Three Consecutive ₹500 Crore Hits
Jio Studios has achieved a significant milestone in the Indian film industry, with three consecutive movies each earning over ₹500 crore net domestically. This powerful streak includes Stree 2 (2024), Dhurandhar (2025), and the recently released Dhurandhar: The Revenge (2026). The films show remarkable consistency in delivering commercially successful content. Stree 2 hit ₹500 crore in just 18 days in 2024, later reaching ₹600 crore—a first for a solo Hindi language film. Dhurandhar followed in 2025, crossing the ₹500 crore mark in a swift 15 days and enjoying a 100-day run. Dhurandhar: The Revenge is now continuing this trend, surpassing ₹500 crore in its first week. Despite its lengthy 3-hour, 49-minute runtime, the film has shown strong weekday performance and is aiming for ₹600 crore, boosted by recent festive collections for Ugadi and Gudi Padwa.
Beyond Box Office: Integrating Content
Jio Studios' string of film successes points to Reliance Industries' larger strategy: weaving content into its expanding digital and entertainment empire. While box office numbers are strong, the real investor interest lies in how these films boost Reliance’s various businesses, from streaming services to digital platforms. The studio’s strategy of supporting unique stories, such as the horror-comedy Stree and the spy thriller Dhurandhar, goes against typical industry trends.
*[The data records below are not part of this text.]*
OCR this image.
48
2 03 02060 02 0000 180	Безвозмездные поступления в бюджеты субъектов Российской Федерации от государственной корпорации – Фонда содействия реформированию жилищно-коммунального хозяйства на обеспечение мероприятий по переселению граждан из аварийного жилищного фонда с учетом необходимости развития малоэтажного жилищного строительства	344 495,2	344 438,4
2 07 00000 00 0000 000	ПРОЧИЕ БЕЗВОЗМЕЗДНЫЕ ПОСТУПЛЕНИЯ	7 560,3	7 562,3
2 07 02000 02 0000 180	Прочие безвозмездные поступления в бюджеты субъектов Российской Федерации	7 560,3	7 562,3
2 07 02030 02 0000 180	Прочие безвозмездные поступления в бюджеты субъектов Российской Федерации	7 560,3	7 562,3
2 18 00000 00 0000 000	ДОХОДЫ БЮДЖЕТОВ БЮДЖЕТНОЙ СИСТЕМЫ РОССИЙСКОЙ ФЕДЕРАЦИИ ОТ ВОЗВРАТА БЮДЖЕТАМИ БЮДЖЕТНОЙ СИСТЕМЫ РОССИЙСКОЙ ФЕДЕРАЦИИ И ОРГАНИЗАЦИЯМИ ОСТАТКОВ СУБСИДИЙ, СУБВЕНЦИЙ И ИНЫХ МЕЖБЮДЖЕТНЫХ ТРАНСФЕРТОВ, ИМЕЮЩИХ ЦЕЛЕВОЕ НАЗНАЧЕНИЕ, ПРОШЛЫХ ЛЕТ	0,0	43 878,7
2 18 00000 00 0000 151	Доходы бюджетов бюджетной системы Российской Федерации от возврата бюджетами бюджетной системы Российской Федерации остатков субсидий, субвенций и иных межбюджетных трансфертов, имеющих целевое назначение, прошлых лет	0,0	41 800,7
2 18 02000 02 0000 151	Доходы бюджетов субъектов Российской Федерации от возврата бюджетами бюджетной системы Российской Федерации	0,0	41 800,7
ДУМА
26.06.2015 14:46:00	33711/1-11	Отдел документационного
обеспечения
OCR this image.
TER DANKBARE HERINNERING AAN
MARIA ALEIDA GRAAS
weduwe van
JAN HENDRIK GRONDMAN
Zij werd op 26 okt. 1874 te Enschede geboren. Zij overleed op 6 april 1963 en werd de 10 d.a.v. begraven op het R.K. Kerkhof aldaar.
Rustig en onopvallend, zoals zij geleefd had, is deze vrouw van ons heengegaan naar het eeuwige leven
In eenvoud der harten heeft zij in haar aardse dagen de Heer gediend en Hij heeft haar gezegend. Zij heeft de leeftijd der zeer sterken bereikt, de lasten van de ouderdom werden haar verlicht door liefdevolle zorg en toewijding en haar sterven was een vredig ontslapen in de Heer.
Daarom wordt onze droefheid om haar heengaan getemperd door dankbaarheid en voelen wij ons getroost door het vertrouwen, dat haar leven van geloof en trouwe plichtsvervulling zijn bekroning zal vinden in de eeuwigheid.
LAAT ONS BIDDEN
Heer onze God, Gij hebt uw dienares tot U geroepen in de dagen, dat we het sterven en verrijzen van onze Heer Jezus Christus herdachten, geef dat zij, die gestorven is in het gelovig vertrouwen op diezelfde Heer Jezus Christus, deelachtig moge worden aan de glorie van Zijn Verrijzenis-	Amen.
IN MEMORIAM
It focuses on distinctive ideas that connect with a wide audience, supporting Reliance's goal of being a top content provider across all platforms.
Indian Entertainment Market: Growth & Rivals
Jio Studios is making waves in a fast-growing Indian media and entertainment sector. The industry expanded by about 8% annually in 2023, reaching $27.9 billion, largely fueled by digital services. The Indian box office hit a record ₹13,395 crore in 2025, with Hindi films a major contributor. Other studios like Yash Raj Films (YRF) and T-Series also see success, but with different strategies. Private firm YRF focused on profits with fewer films, achieving a 16.29% net margin in FY24-25 on ₹415 crore revenue. T-Series produces many films, generating high total revenue but lower average earnings per movie compared to YRF. Reliance’s own strategy combines its huge Jio subscriber base and digital network. The recent creation of JioStar, merging Viacom18 and Star India with significant RIL backing, further strengthens its market position.
Reliance Industries: Financial Strength
Reliance Industries Limited (RIL), the parent company, shows a strong financial standing. As of March 2026, RIL's market value is around ₹19.12 trillion. Its Price-to-Earnings (P/E) ratio over the last twelve months has been between 21.7 and 24.9, suggesting its market valuation is consistent with its past levels. Analysts generally view RIL positively, with a consensus 'Strong Buy' rating and price targets indicating potential growth. RIL's various business segments, from oil and gas to retail and digital services, offer a stable base, with media and entertainment becoming a key growth area. The company’s Q4 FY25 results highlighted steady growth in its telecom and retail operations, emphasizing its diverse income sources.
Investor Concerns: Sustaining Profitability
Even with the strong box office performance, investors are focusing on Jio Studios' ability to turn these film hits into lasting profits beyond ticket sales. Making big movies, particularly long ones like Dhurandhar: The Revenge, involves high expenses. RIL's integrated model allows for promotion and revenue opportunities through platforms like JioCinema and JioHotstar. However, long-term financial success depends on managing content costs effectively and finding varied revenue streams. Concerns remain about the profit margins from content licensing and subscriptions versus the large production costs. The wider Indian film industry also faces issues, like higher ticket prices and fewer moviegoers, suggesting revenue growth might rely on price hikes rather than audience numbers. Jio Studios' next challenge will be balancing its unique content strategy with strong financial returns across its media business.